Okay I give up! Setting up email protection for a GMAIL account is kicking my butt. I got POP3 working for a normal POP3 account, tested message blocking and being able to release it, but GMAIL is IMAP/SMTP. So far it looks like I may need to setup my own exchange server or something, my brain hurts! I also understand that my Hotmail accounts are not supported at all, well yet, so at least I don't have to spend more time on that effort.

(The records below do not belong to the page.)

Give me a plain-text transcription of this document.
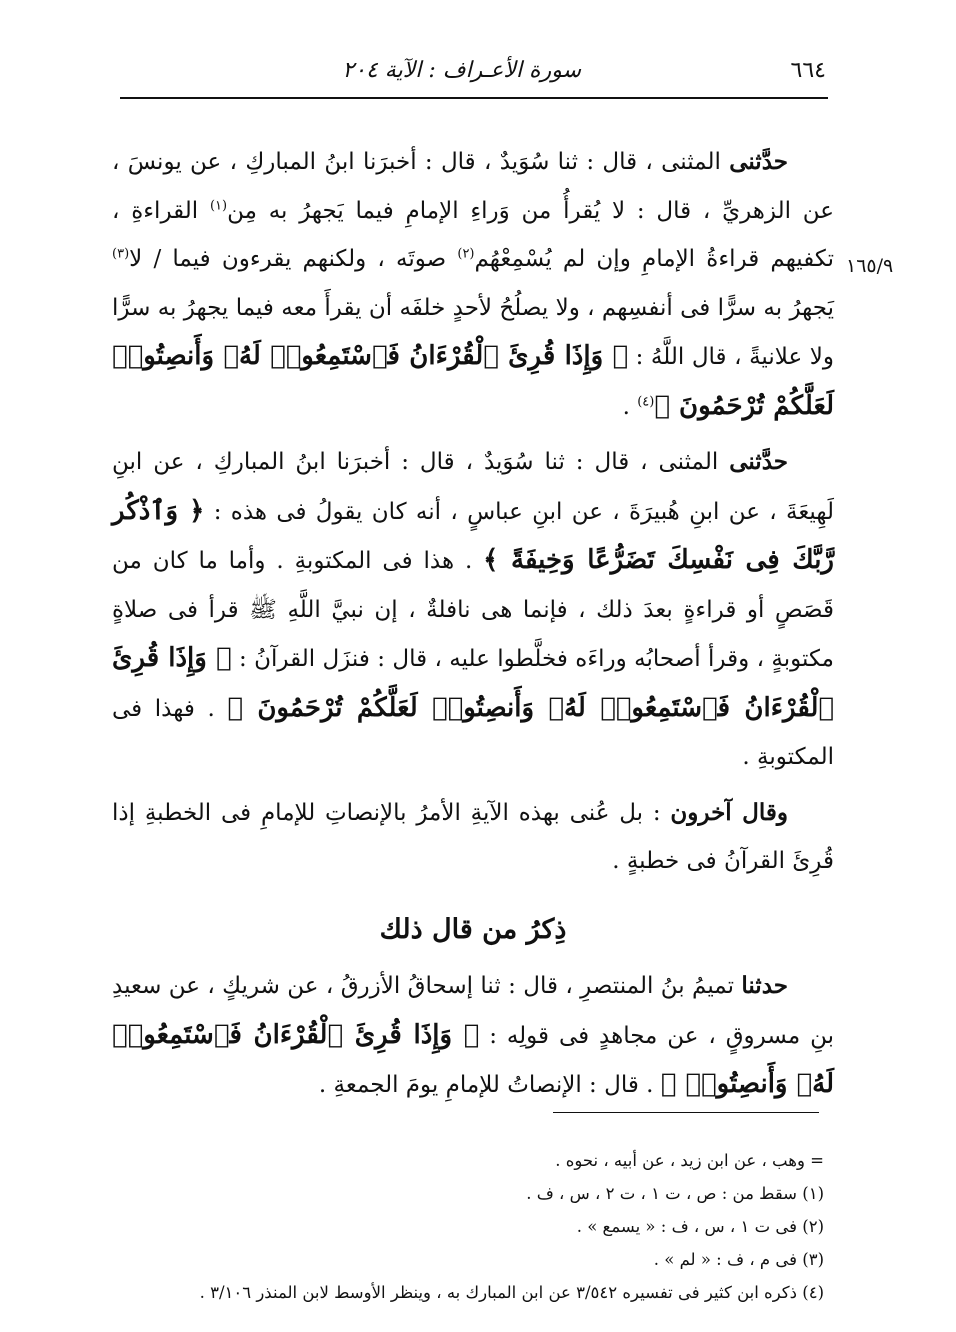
٦٦٤
سورة الأعـراف : الآية ٢٠٤
١٦٥/٩

حدَّثنى المثنى ، قال : ثنا سُوَيدٌ ، قال : أخبرَنا ابنُ المباركِ ، عن يونسَ ، عن الزهريِّ ، قال : لا يُقرأُ من وَراءِ الإمامِ فيما يَجهرُ به مِن$^{(١)}$ القراءةِ ، تكفيهم قراءةُ الإمامِ وإن لم يُسْمِعْهُم$^{(٢)}$ صوتَه ، ولكنهم يقرءون فيما / لا$^{(٣)}$ يَجهرُ به سرًّا فى أنفسِهم ، ولا يصلُحُ لأحدٍ خلفَه أن يقرأَ معه فيما يجهرُ به سرًّا ولا علانيةً ، قال اللَّهُ : ﴿ وَإِذَا قُرِئَ ٱلْقُرْءَانُ فَٱسْتَمِعُوا۟ لَهُۥ وَأَنصِتُوا۟ لَعَلَّكُمْ تُرْحَمُونَ ﴾$^{(٤)}$ .

حدَّثنى المثنى ، قال : ثنا سُوَيدٌ ، قال : أخبرَنا ابنُ المباركِ ، عن ابنِ لَهِيعَةَ ، عن ابنِ هُبيرَةَ ، عن ابنِ عباسٍ ، أنه كان يقولُ فى هذه : ﴿ وَٱذْكُر رَّبَّكَ فِى نَفْسِكَ تَضَرُّعًا وَخِيفَةً ﴾ . هذا فى المكتوبةِ . وأما ما كان من قَصَصٍ أو قراءةٍ بعدَ ذلك ، فإنما هى نافلةٌ ، إن نبيَّ اللَّهِ ﷺ قرأ فى صلاةٍ مكتوبةٍ ، وقرأ أصحابُه وراءَه فخلَّطوا عليه ، قال : فنزَل القرآنُ : ﴿ وَإِذَا قُرِئَ ٱلْقُرْءَانُ فَٱسْتَمِعُوا۟ لَهُۥ وَأَنصِتُوا۟ لَعَلَّكُمْ تُرْحَمُونَ ﴾ . فهذا فى المكتوبةِ .

وقال آخرون : بل عُنى بهذه الآيةِ الأمرُ بالإنصاتِ للإمامِ فى الخطبةِ إذا قُرِئَ القرآنُ فى خطبةٍ .

ذِكرُ من قال ذلك

حدثنا تميمُ بنُ المنتصرِ ، قال : ثنا إسحاقُ الأزرقُ ، عن شريكٍ ، عن سعيدِ بنِ مسروقٍ ، عن مجاهدٍ فى قولِه : ﴿ وَإِذَا قُرِئَ ٱلْقُرْءَانُ فَٱسْتَمِعُوا۟ لَهُۥ وَأَنصِتُوا۟ ﴾ . قال : الإنصاتُ للإمامِ يومَ الجمعةِ .

= وهب ، عن ابن زيد ، عن أبيه ، نحوه .

(١) سقط من : ص ، ت ١ ، ت ٢ ، س ، ف .

(٢) فى ت ١ ، س ، ف : « يسمع » .

(٣) فى م ، ف : « لم » .

(٤) ذكره ابن كثير فى تفسيره ٣/٥٤٢ عن ابن المبارك به ، وينظر الأوسط لابن المنذر ٣/١٠٦ .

So yes, I'll be happy to take you up on your offer and take your help. I'll PM you.

-Mark

 

[diedrichg]

I've been <popcorn> this thread since I'm going to head down this road by the end of the year. Your problems with Sophos so far would also be my problems and therefore a show stopper. I must have Netflix, Gmail and Hotmail running and yet protected. I would also need Amazon Prime and Hulu access as well as Emby. It makes me wonder if pfSense would be an easier setup even though it's more complex.

 

[pirateghost]

I've been <popcorn> this thread since I'm going to head down this road by the end of the year. Your problems with Sophos so far would also be my problems and therefore a show stopper. I must have Netflix, Gmail and Hotmail running and yet protected. I would also need Amazon Prime and Hulu access as well as Emby. It makes me wonder if pfSense would be an easier setup even though it's more complex.

Amazon, hulu, Netflix access are all possible.

Pfsense would be an easier setup if all you want is a router and firewall. If you want real filtering and AV, then sophos is the king.